(CN) — The publisher of a small weekly newspaper in rural Alabama joined three other plaintiffs Wednesday in a federal civil rights lawsuit against the district attorney and sheriff of Escambia County Alabama for a series of searches, seizures and arrests in 2023.
The plaintiffs claim the actions were unwarranted and politically motivated retaliation for the plaintiffs’ opposition of an incumbent school superintendent. The defendants waged a four-month campaign against the plaintiffs, charging them with revealing grand jury secrets, before eventually recusing themselves. Then, the Alabama Attorney General’s Office adopted the case and dropped all charges.
But by then, “the damage was already done,” the plaintiffs claim in a lawsuit filed in the Southern District of Alabama, also naming several individual deputies as defendants. “Criticism isn’t criminal. Our Constitution ensures that government officials can’t use their authority to punish people who disagree with them about who should hold local office,” their lawsuit says.
The plaintiffs are represented by the Institute for Justice.
Atmore News Publisher Sherry Digmon also served on the Escambia County School board, where, amid a questionable state financial audit, she and another member blocked the early renewal of the superintendent’s employment contract. But the superintendent had political allies in District Attorney Stephen Billy and Sheriff Heath Jackson, who “openly threatened to retaliate against anyone who stood between them and four more years of [the superintendent],” the plaintiffs claim.
In response to their opposition, Billy and Jackson issued and served an unlawful subpoena for school board payroll records and after the Atmore News published a story about it, ordered deputies to seize the phones and electronic devices of Digmon, the other school board member, a payroll specialist for the school district and news reporter Don Fletcher, who wrote the story.
For obtaining or distributing a copy of the subpoena, all four were also arrested and charged with revealing grand jury secrets, although the subpoena itself had never been reviewed or authorized by a grand jury.
Digmon was arrested a second time and charged with additional ethics violations regarding her role as school board member, while Billy also led a campaign to have her impeached. Digmon was arrested and booked a third time allegedly as part of an unnecessary process to reprocess a prior arrest on a lower bond amount.
The plaintiffs claim the actions are violations of their First and Fourth Amendment rights protecting free speech and against unlawful searches and seizures.
In a statement announcing the lawsuit Wednesday, Digmon emphasized the plaintiffs had been engaged in common, constitutionally protected speech.

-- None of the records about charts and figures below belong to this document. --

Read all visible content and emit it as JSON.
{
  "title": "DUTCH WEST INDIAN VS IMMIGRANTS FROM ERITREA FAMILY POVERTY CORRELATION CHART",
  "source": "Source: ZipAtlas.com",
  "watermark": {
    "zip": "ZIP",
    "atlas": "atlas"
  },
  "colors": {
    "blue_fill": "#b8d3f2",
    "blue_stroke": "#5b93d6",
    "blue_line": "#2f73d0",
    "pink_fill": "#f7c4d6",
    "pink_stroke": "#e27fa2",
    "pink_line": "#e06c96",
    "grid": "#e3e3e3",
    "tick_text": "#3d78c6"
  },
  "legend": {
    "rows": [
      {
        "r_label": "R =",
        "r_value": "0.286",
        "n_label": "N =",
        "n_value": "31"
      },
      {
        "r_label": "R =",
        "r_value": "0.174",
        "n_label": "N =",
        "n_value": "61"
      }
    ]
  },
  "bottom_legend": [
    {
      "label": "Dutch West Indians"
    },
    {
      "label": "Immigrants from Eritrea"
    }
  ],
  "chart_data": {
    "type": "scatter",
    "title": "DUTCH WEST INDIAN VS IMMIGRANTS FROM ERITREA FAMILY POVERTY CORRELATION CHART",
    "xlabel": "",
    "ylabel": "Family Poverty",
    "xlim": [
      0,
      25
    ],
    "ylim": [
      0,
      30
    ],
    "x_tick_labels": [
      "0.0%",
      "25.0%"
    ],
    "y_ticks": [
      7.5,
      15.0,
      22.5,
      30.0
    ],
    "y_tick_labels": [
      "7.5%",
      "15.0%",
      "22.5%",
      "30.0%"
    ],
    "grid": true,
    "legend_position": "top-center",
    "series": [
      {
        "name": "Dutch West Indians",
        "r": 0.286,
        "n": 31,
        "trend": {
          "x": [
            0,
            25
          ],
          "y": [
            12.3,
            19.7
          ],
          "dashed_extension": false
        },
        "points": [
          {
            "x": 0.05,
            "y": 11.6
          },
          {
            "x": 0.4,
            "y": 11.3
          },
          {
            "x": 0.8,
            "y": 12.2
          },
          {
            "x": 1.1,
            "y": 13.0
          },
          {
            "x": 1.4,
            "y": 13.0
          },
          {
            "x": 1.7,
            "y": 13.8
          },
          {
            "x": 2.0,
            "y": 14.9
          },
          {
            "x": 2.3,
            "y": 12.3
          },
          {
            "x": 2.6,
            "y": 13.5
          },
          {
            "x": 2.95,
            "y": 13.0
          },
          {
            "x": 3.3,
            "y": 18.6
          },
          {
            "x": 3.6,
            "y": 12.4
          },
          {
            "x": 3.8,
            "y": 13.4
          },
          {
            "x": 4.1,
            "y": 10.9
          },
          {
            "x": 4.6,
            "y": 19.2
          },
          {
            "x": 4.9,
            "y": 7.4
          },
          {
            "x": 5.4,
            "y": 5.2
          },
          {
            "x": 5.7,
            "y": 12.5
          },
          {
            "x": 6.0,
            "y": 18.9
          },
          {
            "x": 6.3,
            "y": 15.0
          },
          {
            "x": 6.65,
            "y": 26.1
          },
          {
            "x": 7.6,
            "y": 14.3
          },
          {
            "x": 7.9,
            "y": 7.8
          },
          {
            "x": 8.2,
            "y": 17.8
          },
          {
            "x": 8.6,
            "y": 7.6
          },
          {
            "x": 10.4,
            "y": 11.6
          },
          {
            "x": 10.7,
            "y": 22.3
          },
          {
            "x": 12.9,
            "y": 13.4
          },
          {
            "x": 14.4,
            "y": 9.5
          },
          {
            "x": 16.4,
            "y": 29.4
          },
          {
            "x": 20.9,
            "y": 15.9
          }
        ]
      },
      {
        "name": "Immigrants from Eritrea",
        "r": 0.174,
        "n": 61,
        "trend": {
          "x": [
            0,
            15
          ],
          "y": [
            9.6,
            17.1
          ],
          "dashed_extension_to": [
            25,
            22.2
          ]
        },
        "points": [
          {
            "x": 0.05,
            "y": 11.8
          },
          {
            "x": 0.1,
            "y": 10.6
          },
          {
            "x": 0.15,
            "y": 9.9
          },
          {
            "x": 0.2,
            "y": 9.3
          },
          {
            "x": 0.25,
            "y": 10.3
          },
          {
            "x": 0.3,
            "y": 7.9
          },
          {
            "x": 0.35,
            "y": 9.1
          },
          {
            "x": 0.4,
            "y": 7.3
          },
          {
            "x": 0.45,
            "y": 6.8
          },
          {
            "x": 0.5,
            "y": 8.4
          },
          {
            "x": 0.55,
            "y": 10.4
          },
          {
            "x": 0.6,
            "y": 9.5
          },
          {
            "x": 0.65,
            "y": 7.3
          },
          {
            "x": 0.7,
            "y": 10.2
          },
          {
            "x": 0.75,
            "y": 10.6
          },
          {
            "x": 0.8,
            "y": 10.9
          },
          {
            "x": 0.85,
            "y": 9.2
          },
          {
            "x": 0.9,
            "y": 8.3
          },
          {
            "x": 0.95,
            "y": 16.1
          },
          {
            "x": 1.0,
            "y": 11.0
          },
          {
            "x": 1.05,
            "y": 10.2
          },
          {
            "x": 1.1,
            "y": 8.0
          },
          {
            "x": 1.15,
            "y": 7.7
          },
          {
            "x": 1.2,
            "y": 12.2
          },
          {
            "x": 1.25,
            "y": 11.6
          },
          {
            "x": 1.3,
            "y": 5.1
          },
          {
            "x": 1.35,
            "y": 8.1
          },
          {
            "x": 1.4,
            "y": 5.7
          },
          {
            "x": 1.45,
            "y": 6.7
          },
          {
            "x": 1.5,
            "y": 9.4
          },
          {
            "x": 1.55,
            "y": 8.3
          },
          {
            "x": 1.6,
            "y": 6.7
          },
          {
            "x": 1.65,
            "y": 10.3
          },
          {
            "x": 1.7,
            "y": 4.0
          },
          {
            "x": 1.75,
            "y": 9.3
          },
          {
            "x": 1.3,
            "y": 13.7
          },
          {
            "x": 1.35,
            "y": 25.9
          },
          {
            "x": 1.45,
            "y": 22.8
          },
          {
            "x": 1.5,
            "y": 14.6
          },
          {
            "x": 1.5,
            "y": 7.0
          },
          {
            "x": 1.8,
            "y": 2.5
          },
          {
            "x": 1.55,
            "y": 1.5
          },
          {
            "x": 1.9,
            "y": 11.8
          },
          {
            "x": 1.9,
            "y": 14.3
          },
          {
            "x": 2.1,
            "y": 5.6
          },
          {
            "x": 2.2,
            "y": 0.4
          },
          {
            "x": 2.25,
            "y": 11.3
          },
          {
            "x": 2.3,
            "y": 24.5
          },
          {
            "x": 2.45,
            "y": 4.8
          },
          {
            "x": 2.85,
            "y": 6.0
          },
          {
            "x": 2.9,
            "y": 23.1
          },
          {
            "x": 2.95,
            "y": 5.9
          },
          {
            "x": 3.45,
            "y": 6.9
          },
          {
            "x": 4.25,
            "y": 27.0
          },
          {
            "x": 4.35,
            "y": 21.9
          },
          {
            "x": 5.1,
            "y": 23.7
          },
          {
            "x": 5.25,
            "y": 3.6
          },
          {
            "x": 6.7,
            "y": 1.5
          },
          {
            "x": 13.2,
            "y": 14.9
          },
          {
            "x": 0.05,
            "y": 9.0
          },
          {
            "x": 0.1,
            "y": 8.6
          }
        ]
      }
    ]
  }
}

“Don and I were doing our job as community newspaper reporters,” she said. “I was upholding my oath as a school board member. Certainly nothing was unlawful about either act. However, when someone with a little power disagreed with us, they had us arrested. I look forward to justice being served in hopes we can keep something like this from happening to someone else.”
Similarly, Institute for Justice attorney Jared McClain said, “Americans must be able to participate in their government without fear that they’ll be labeled as political enemies, investigated, and punished for exposing corruption. [The plaintiffs] were just doing their jobs and what they knew was right. But because that got in the way of what the district attorney and sheriff wanted, they ended up in jail. We need the courts to hold government officials accountable when they abuse their power.”
Billy has not commented on the case since his recusal, which he attributed to undefined personal and professional conflicts. After 20 years as district attorney, he announced his intent to retire last month.